In [None]:
# Import required libraries for data processing and pattern analysis
import pandas as pd  # Data manipulation and analysis
import numpy as np   # Numerical operations
import re            # Regular expressions for text processing

In [None]:
# Define input and output file paths
# Update these paths to match your transaction data location and desired output location
input="credit_txn_v5.xlsx"
output="output_file.xlsx"

In [None]:
# Load transaction data from Excel file
df = pd.read_excel(input)

In [None]:
# Convert Date column to datetime format for time-based analysis
df["Date"] = pd.to_datetime(df["Date"])

In [None]:
# Function to calculate date periodicity score based on transaction date gaps
# This function evaluates how consistently transactions occur at expected intervals
# Scoring: 80 points for monthly (25-35 day gaps) or quarterly (85-95 day gaps) with >60% consistency
#          0 points for no periodic pattern detected
def date_periodicity_score(df, idx, lookback=6):
    row = df.loc[idx]
    narr = normalize(row["Narration"])

    # Find all similar transactions based on narration matching
    history = df[
        (df.index != idx) &
        (df["Narration"].str.lower().str.contains(narr[:10], regex=False))
    ]

    # Need at least 3 transactions to establish a pattern
    if len(history) < 3:
        return 0

    # Calculate gaps in days between consecutive transactions
    gaps = history["Date"].sort_values().diff().dt.days.dropna()

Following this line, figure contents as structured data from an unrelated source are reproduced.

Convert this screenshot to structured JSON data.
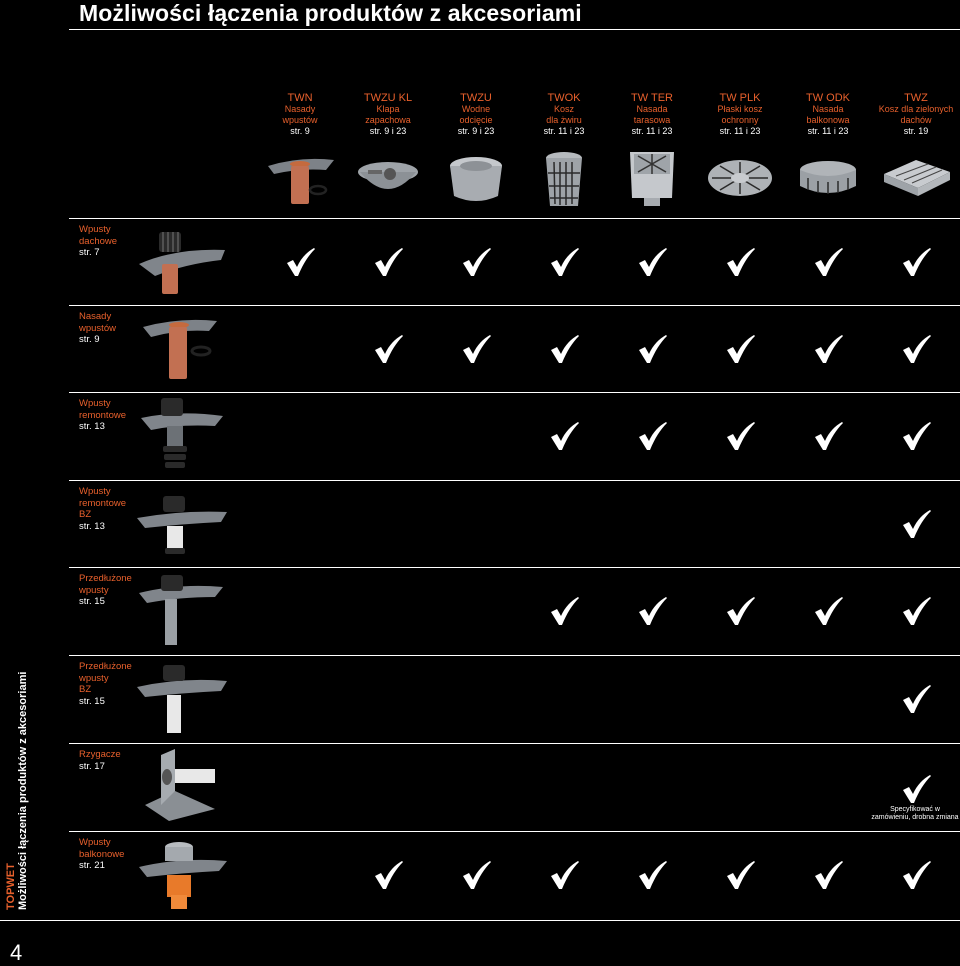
{
  "title": "Możliwości łączenia produktów z akcesoriami",
  "columns": [
    {
      "code": "TWN",
      "lines": [
        "Nasady",
        "wpustów"
      ],
      "ref": "str. 9",
      "icon": "funnel-pipe-product"
    },
    {
      "code": "TWZU KL",
      "lines": [
        "Klapa",
        "zapachowa"
      ],
      "ref": "str. 9 i 23",
      "icon": "flap-valve-product"
    },
    {
      "code": "TWZU",
      "lines": [
        "Wodne",
        "odcięcie"
      ],
      "ref": "str. 9 i 23",
      "icon": "water-seal-product"
    },
    {
      "code": "TWOK",
      "lines": [
        "Kosz",
        "dla żwiru"
      ],
      "ref": "str. 11 i 23",
      "icon": "gravel-basket-product"
    },
    {
      "code": "TW TER",
      "lines": [
        "Nasada",
        "tarasowa"
      ],
      "ref": "str. 11 i 23",
      "icon": "terrace-extension-product"
    },
    {
      "code": "TW PLK",
      "lines": [
        "Płaski kosz",
        "ochronny"
      ],
      "ref": "str. 11 i 23",
      "icon": "flat-guard-product"
    },
    {
      "code": "TW ODK",
      "lines": [
        "Nasada",
        "balkonowa"
      ],
      "ref": "str. 11 i 23",
      "icon": "balcony-extension-product"
    },
    {
      "code": "TWZ",
      "lines": [
        "Kosz dla zielonych",
        "dachów"
      ],
      "ref": "str. 19",
      "icon": "green-roof-basket-product"
    }
  ],
  "rows": [
    {
      "lines": [
        "Wpusty",
        "dachowe"
      ],
      "ref": "str. 7",
      "checks": [
        1,
        1,
        1,
        1,
        1,
        1,
        1,
        1
      ]
    },
    {
      "lines": [
        "Nasady",
        "wpustów"
      ],
      "ref": "str. 9",
      "checks": [
        0,
        1,
        1,
        1,
        1,
        1,
        1,
        1
      ]
    },
    {
      "lines": [
        "Wpusty",
        "remontowe"
      ],
      "ref": "str. 13",
      "checks": [
        0,
        0,
        0,
        1,
        1,
        1,
        1,
        1
      ]
    },
    {
      "lines": [
        "Wpusty",
        "remontowe",
        "BZ"
      ],
      "ref": "str. 13",
      "checks": [
        0,
        0,
        0,
        0,
        0,
        0,
        0,
        1
      ]
    },
    {
      "lines": [
        "Przedłużone",
        "wpusty"
      ],
      "ref": "str. 15",
      "checks": [
        0,
        0,
        0,
        1,
        1,
        1,
        1,
        1
      ]
    },
    {
      "lines": [
        "Przedłużone",
        "wpusty",
        "BZ"
      ],
      "ref": "str. 15",
      "checks": [
        0,
        0,
        0,
        0,
        0,
        0,
        0,
        1
      ]
    },
    {
      "lines": [
        "Rzygacze"
      ],
      "ref": "str. 17",
      "checks": [
        0,
        0,
        0,
        0,
        0,
        0,
        0,
        1
      ]
    },
    {
      "lines": [
        "Wpusty",
        "balkonowe"
      ],
      "ref": "str. 21",
      "checks": [
        0,
        1,
        1,
        1,
        1,
        1,
        1,
        1
      ]
    }
  ],
  "note": "Specyfikować w zamówieniu, drobna zmiana",
  "side_brand": "TOPWET",
  "side_text": "Możliwości łączenia produktów z akcesoriami",
  "page_number": "4",
  "colors": {
    "accent": "#e8602c",
    "background": "#000000",
    "text": "#ffffff"
  }
}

    # Check for monthly pattern (25-35 days) with >60% consistency
    if gaps.between(25, 35).mean() > 0.6:
        return 80
    # Check for quarterly pattern (85-95 days) with >60% consistency
    elif gaps.between(85, 95).mean() > 0.6:
        return 50
    else:
        return 0

In [None]:
# Function to calculate amount periodicity score based on transaction amount consistency
# This function evaluates whether transactions have consistent amounts (within ±5% tolerance)
# Scoring: 80 points if >70% of amounts are within ±5%
#          40 points if 40-70% of amounts are within ±5%
#          0 points if no amount pattern detected
def amount_periodicity_score(df, idx):
    row = df.loc[idx]
    amt = row["Amount"]
    narr = normalize(row["Narration"])

    # Find all similar transactions based on narration matching
    history = df[
        (df.index != idx) &
        (df["Narration"].str.lower().str.contains(narr[:10], regex=False))
    ]

    # Need at least 3 transactions to establish a pattern
    if len(history) < 3:
        return 0

    # Calculate the ratio of transactions with amounts within ±5% of current amount
    match_ratio = (
        abs(history["Amount"] - amt) / amt < 0.05
    ).mean()

    # Assign score based on amount consistency ratio
    if match_ratio > 0.7:
        return 80
    elif match_ratio > 0.4:
        return 40
    else:
        return 0

In [None]:
# Function to calculate overall confidence score
# Combines date and amount periodicity scores (0-160 range)
# Higher scores indicate stronger periodic patterns
def confidence_score(df, idx):
    return (
        date_periodicity_score(df, idx)
        + amount_periodicity_score(df, idx)
    )

In [None]:
# Calculate confidence score for each transaction
# This applies the combined scoring function to all rows in the dataset
df["score"] = [confidence_score(df, i) for i in df.index]